Maria Filoména Mónica. ‘A pobreza em portugal fazia parte de um cenário que parecia imutável’

Hans Christian Andersen escreveu em 1866 que atravessar a fronteira de Espanha para Portugal era como ‘sair da Idade Média para entrar no presente’. Mas outros foram menos lisonjeiros. Filomena Mónica recolheu os testemunhos de visitantes estrangeiros do séc. XVIII ao séc. XX: na maior parte dos casos, devolvem-nos uma imagem que varia entre o…

Quando visitou Lisboa, em 1760, Giuseppe Marc’Antonio Baretti, natural de Turim (à época, uma das cidades mais cultas da Europa), achou as ruas da capital portuguesa «indecentemente sujas». Baretti, um dos primeiros a viajar ao nosso país depois do grande terramoto de 1755, foi mais longe e chamou aos portugueses «a escumalha da populaça, e nem sequer digna de ser comparada à mais baixa ralé dos países idólatras e maometanos». O seu ressentimento não era injustificado: antes de escrever estas palavras tinha sido insultado e apedrejado por um bando de autóctones.

O testemunho deste italiano é o mais antigo dos cerca de 40 reunidos no novo livro de Maria Filomena Mónica, O Olhar do Outro – Estrangeiros em Portugal: do Século XVIII ao Século XX (ed. Relógio d’Água). De Baretti e William Beckford a Simone de Beauvoir e García Márquez, a socióloga recolheu as impressões anotadas por aristocratas, cientistas, comerciantes e escritores que nos visitaram ao longo destes mais de 200 anos.
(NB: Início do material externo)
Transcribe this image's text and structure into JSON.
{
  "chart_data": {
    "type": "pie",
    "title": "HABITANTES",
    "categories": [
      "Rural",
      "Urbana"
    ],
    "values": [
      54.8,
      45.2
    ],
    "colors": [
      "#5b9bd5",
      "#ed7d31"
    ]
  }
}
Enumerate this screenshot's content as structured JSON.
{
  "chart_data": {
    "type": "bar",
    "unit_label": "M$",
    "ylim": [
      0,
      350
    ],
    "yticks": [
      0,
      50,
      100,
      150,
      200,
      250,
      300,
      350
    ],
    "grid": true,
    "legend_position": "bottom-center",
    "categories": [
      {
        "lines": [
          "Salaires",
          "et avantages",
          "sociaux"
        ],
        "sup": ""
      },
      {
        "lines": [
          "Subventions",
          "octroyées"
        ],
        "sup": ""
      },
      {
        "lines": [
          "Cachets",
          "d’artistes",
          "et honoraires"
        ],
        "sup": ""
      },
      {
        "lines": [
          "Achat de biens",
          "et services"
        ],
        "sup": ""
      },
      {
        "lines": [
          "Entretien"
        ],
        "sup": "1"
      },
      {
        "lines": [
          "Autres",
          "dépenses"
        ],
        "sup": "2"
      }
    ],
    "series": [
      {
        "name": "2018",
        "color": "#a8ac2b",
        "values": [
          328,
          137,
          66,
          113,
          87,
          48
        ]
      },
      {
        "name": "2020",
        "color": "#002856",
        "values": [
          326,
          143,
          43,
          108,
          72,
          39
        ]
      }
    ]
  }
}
A essa recolha juntou biografias dos autores destas palavras, que ajudam a compreender o quadro mental de cada um e os respetivos preconceitos. «Gostei muito de escrever este livro», diz-nos Maria Filomena Mónica. Mesmo se o retrato geral do país que resulta destes testemunhos deixe, as mais das vezes, um travo amargo.

Um país pobre e atrasado, ruas imundas, um povo supersticioso e maltrapilho, um clero ignorante, uma nobreza inculta e preguiçosa, hospedarias sem conforto, má comida, igrejas cheias de pinturas horrorosas. Em certos momentos, este livro mais parece um desfile das nossas misérias, para não dizer uma galeria de horrores. Portugal era, nos sécs. XVIII e XIX, uma espécie de parente pobre da Europa civilizada?

Colegas meus – e até eu – tomaram demasiado à letra os comentários que os visitantes estrangeiros nos deixaram. É evidente que, se comparado com os países da Europa do tempo – nomeadamente a Inglaterra e a França -, Portugal era pobre, inculto e desmazelado. O que me interessou não foi o retrato per se, mas descobrir os preconceitos de quem nos visitara.

Acha que as opiniões de figuras como Baretti, Carrère, Beckford, Byron, Lichnowsky, Porchester, etc., são justas ou foram distorcidas pelo preconceito? Estou a pensar, por exemplo, nesta de J. B. F. Carrère, antigo conselheiro médico do Rei Luís XVI de França, em que aconselha o português a viajar, para concluir: «Envergonhar-te-ás de ter nascido português […] e concordarás então que o teu país é o mais atrasado, o mais ignorante, o menos civilizado, o mais selvagem e bárbaro de todos os países da Europa».

Foram muitas vezes deturpadas. Nomeadamente, no caso dos ingleses. Não só por a Inglaterra ser, no séc. XIX, o país mais desenvolvido da Europa, mas por virem da boca de quem perfilhava uma religião diferente, a anglicana. Este último fator foi determinante, pois contribuiu para atribuir os defeitos portugueses à religião católica. Portugal tinha múltiplos fatores – a situação geográfica, a ausência de carvão, solos fracos – que explicam o seu atraso. A Igreja Católica poderá ter contribuído para o atraso, mas ‘a lenda negra’ é um preconceito dos países do norte quando olham para o sul.